I don’t have this place any longer in the physical sense, but it holds a space gathered in the corners of my consciousness, alongside all the other cobwebs of old thought. Having lost their silken viscosity – having lost their threat. In there, I see the docks outstretched like two arms waiting for an embrace in the desolate expanse of the Bay. Along the shoreline floats a wildling, adrift and just out of reach. He is an innocent and his innocence is childlike, perfectly preserved in the ice. Open and expressive, his heart and his mind are guarded by unpredictably yet strategically scattered mines. Even with the lightest footing, I step on them periodically like those sheets of ice and fall through the snow.
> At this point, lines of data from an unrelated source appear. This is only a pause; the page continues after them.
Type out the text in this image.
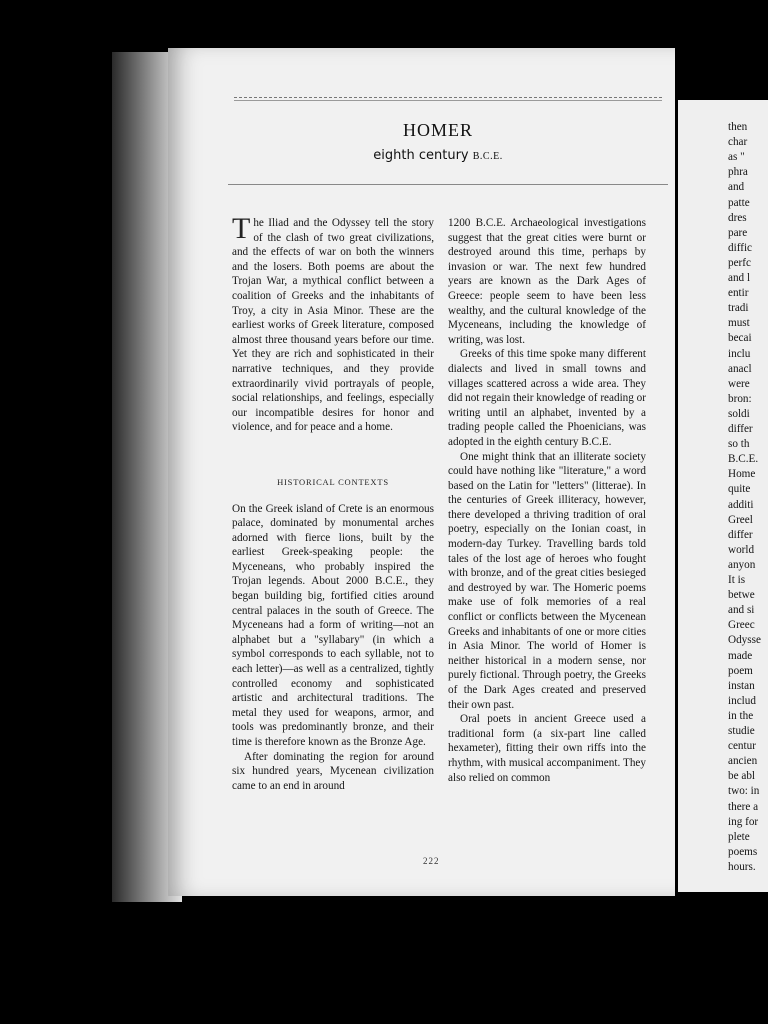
HOMER
eighth century B.C.E.

The Iliad and the Odyssey tell the story of the clash of two great civilizations, and the effects of war on both the winners and the losers. Both poems are about the Trojan War, a mythical conflict between a coalition of Greeks and the inhabitants of Troy, a city in Asia Minor. These are the earliest works of Greek literature, composed almost three thousand years before our time. Yet they are rich and sophisticated in their narrative techniques, and they provide extraordinarily vivid portrayals of people, social relationships, and feelings, especially our incompatible desires for honor and violence, and for peace and a home.

HISTORICAL CONTEXTS

On the Greek island of Crete is an enormous palace, dominated by monumental arches adorned with fierce lions, built by the earliest Greek-speaking people: the Myceneans, who probably inspired the Trojan legends. About 2000 B.C.E., they began building big, fortified cities around central palaces in the south of Greece. The Myceneans had a form of writing—not an alphabet but a "syllabary" (in which a symbol corresponds to each syllable, not to each letter)—as well as a centralized, tightly controlled economy and sophisticated artistic and architectural traditions. The metal they used for weapons, armor, and tools was predominantly bronze, and their time is therefore known as the Bronze Age.

After dominating the region for around six hundred years, Mycenean civilization came to an end in around

1200 B.C.E. Archaeological investigations suggest that the great cities were burnt or destroyed around this time, perhaps by invasion or war. The next few hundred years are known as the Dark Ages of Greece: people seem to have been less wealthy, and the cultural knowledge of the Myceneans, including the knowledge of writing, was lost.

Greeks of this time spoke many different dialects and lived in small towns and villages scattered across a wide area. They did not regain their knowledge of reading or writing until an alphabet, invented by a trading people called the Phoenicians, was adopted in the eighth century B.C.E.

One might think that an illiterate society could have nothing like "literature," a word based on the Latin for "letters" (litterae). In the centuries of Greek illiteracy, however, there developed a thriving tradition of oral poetry, especially on the Ionian coast, in modern-day Turkey. Travelling bards told tales of the lost age of heroes who fought with bronze, and of the great cities besieged and destroyed by war. The Homeric poems make use of folk memories of a real conflict or conflicts between the Mycenean Greeks and inhabitants of one or more cities in Asia Minor. The world of Homer is neither historical in a modern sense, nor purely fictional. Through poetry, the Greeks of the Dark Ages created and preserved their own past.

Oral poets in ancient Greece used a traditional form (a six-part line called hexameter), fitting their own riffs into the rhythm, with musical accompaniment. They also relied on common

222
then
char
as "
phra
and
patte
dres
pare
diffic
perfc
and l
entir
tradi
must
becai
inclu
anacl
were
bron:
soldi
differ
so th
B.C.E.
Home
quite
additi
Greel
differ
world
anyon
It is
betwe
and si
Greec
Odysse
made
poem
instan
includ
in the
studie
centur
ancien
be abl
two: in
there a
ing for
plete
poems
hours.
Emotion pours from my body while he looks on with the gentle, interrogative expression of the uninitiated. It should be frightening, but isn’t. He would urge that I float along the safety of the shoreline, but the risk and allure of running my hands along the edges of every razor sharp rock below his surface is irresistible. He operates at the axis of his feelings minus his fears, but I cross those dotted lines at every opportunity, irresponsibly one might say, unconcerned by the difference. I cast lines and while many are severed on landing, he tugs on those he desires and wraps their lengths around his hands, pulling and releasing in waves at a cadence that feels at once calming, disorienting and real. It’s an unexpected presence in an otherwise solitary place, but the change is so welcome that the invitation tumbles out quickly and recklessly, without expectation. Winter is a death not without shelter. Dig into the snow with me, feel your heart slow down, breathe deeply into the sheets of ice above and let the mineral of our sadness wash down our faces into the frozen earth below.